RAG-Fusion: Enhancing RAG using multiple retrieval strategies
RAG-Fusion: The Future of Information Retrieval
Retrieval-Augmented Generation (RAG) is a powerful technique that enhances the performance of language models by integrating document retrieval into text generation. However, traditional RAG models rely on a single retrieval step, limiting their effectiveness when dealing with diverse or ambiguous queries. RAG-Fusion improves upon this by incorporating multiple retrieval strategies and fusing their results, leading to more comprehensive and accurate responses.

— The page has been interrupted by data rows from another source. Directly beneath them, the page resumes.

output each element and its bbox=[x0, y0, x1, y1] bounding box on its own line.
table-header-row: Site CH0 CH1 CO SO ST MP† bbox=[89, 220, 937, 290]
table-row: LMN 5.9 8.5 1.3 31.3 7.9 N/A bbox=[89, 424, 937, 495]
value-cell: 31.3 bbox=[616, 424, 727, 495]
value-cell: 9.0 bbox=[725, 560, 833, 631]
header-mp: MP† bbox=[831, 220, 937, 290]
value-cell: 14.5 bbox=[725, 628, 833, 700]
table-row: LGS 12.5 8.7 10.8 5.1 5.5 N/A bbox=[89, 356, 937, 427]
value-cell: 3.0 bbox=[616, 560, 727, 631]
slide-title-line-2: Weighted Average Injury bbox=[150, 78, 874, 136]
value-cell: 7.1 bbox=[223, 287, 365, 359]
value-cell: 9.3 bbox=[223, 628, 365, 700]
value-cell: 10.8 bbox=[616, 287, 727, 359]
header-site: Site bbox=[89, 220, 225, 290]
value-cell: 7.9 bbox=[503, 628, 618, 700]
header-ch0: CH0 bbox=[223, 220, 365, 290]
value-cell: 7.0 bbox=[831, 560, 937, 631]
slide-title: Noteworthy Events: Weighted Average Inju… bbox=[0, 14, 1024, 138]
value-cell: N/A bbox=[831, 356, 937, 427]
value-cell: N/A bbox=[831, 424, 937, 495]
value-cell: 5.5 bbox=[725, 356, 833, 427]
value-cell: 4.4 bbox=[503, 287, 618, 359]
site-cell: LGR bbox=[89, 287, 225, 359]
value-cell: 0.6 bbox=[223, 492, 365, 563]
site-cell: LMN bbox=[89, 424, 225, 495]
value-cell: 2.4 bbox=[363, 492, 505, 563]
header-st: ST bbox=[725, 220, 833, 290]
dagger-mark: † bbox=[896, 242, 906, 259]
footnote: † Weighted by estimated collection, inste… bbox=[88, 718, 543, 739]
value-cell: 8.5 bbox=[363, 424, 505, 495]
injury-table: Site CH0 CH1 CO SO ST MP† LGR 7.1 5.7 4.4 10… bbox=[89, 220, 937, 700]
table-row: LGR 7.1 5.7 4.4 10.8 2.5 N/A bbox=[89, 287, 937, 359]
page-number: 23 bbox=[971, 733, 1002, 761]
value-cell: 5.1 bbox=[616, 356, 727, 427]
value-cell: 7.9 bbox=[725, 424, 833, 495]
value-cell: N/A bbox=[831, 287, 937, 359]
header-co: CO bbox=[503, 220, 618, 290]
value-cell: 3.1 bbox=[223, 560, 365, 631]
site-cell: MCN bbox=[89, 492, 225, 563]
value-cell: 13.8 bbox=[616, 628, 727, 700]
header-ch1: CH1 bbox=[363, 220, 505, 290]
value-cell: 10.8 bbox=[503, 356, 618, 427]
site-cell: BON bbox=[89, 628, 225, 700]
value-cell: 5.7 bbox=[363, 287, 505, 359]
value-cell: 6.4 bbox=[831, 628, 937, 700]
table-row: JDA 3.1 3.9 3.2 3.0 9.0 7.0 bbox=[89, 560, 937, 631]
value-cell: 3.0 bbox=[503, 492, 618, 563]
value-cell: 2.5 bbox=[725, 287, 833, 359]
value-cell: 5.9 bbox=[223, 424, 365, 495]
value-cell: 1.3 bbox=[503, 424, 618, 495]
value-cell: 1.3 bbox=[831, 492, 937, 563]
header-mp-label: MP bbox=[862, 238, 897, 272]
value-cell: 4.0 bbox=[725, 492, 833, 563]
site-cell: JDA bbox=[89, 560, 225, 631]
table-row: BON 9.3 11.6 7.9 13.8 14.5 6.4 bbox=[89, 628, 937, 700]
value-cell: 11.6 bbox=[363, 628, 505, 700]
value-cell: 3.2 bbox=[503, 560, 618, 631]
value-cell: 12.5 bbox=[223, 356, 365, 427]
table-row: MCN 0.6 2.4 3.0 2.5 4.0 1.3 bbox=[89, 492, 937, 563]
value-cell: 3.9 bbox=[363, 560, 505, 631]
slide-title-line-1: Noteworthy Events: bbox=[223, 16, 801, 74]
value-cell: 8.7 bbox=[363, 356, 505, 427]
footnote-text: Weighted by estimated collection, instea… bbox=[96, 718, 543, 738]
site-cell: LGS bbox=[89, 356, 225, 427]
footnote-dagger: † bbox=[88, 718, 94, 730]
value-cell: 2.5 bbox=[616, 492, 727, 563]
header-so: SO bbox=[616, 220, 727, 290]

In this blog post, we will explore RAG-Fusion, its advantages over traditional RAG, and how to implement it using Python. We will use the code we’ve developed as a working example throughout the post.
Why RAG-Fusion?
Traditional RAG models work as follows:
- Convert a query into an embedding.
- Retrieve the top N documents from a knowledge base.
- Feed the retrieved documents into a language model to generate an answer.
While effective, this approach has limitations:
- Single retrieval method bias: If the retrieval method fails, the generation suffers.
- Lack of multi-perspective fusion: Queries often require diverse perspectives for better answers.
- Fixed retrieval ranking: The system may prioritize suboptimal results.
How RAG-Fusion Solves These Issues
RAG-Fusion overcomes these limitations by:
- Using multiple retrievers (e.g., BM25, FAISS, TF-IDF) for diverse document selection.
- Employing Reciprocal Rank Fusion (RRF) to merge rankings from different retrieval strategies.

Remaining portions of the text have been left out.